Assessing the performance of three resveratrol in binding with SIRT1 by molecular dynamics simulation and MM/GBSA methods: the weakest binding of resveratrol 3 to SIRT1 triggers a possibility of dissociation from its binding site.

SIRT1 is an NAD+-dependent deacetylase, whose activators have potential therapeutic applications in the age-related, metabolic, neurode-generative and cardiovascular diseases. Resveratrol (RSV) has been regarded as potent SIRT1 activator in the treatment of atherosclerosis and cardiovascular diseases. Moreover, the previous crystal structure of SIRT1 complex with RSV indicated that three RSV participated in the SIRT1 activation, namely RSV1 and RSV2 strengthened the interaction of SIRT1 to its substrate peptide and promoted the stimulation of SIRT1 activity, while RSV3 exhibited an auxiliary function. Whereas the molecular mechanism of the insignificant role of RSV3 has not been reported. Moreover, the dynamics properties of three RSV in the binding site of SIRT1 are still unknown. In this study, to evaluate the role of RSV3 systematically, five SIRT1_RSV system (SIRT1_RSV1-3 , SIRT1_RSV1-2 , SIRT1_RSV1, 3 , SIRT1_RSV2-3 and SIRT13 ) were constructed and subjected to 20 ns molecular dynamics simulation.
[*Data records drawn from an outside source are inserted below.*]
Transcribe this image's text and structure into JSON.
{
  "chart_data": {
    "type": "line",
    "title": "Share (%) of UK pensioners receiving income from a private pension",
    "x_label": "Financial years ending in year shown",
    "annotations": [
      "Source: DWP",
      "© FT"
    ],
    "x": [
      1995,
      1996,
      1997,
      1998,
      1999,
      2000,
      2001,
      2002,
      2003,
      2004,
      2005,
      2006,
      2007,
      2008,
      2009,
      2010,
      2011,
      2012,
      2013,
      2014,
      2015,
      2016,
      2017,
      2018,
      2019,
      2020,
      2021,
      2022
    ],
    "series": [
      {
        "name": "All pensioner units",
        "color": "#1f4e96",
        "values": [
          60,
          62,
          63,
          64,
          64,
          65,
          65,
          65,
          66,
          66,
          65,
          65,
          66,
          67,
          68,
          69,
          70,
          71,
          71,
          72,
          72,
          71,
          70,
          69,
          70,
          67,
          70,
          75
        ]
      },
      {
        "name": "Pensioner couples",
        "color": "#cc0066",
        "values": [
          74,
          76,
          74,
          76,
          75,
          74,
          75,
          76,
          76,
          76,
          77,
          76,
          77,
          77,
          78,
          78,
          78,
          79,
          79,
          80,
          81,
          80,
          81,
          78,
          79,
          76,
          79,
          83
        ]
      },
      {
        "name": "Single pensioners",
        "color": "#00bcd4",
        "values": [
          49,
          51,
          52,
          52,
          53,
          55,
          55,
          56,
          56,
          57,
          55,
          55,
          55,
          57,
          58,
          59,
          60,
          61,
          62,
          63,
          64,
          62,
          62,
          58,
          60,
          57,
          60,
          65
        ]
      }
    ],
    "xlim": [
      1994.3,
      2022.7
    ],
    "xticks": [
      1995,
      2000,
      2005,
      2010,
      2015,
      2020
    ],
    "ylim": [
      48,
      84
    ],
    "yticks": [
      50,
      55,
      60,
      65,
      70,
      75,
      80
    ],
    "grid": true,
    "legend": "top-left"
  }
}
Our simulations showed that the binding of RSV1 was extremely stable in any system and might be independent to the existence of RSV2 and RSV3. The stability of RSV2 was slightly weaker than that of RSV1. More interestingly, RSV3 could completely dissociate from its binding site in SIRT1_RSV1-3 system at 7 ns, which might be an important factor for its auxiliary role in activating SIRT1. Actually, some preliminary signs of RSV3 dissociation already appeared around 1 ns. In detail, the innate weakness between RSV3 and Lys444 would trigger frequent formation and breakage of the RSV3-Lys444 hydrogen bond. Residue Asp298 preferred to form hydrogen bond with RSV2 rather than RSV3 once the RSV3-Lys444 hydrogen bond became stronger. Without the RSV3-Asp298 interaction, the remaining RSV3-Lys444 and RSV3-Asp292 hydrogen bonds hardly preserved the RSV3's binding, which resulted in the dissociation of RSV3. Our work elucidated the inequable contributions of three RSV on their binding interaction with SIRT1 and indicated that the binding sites of RSV1 and RSV2 should be enough to design more potent SIRT1 activator.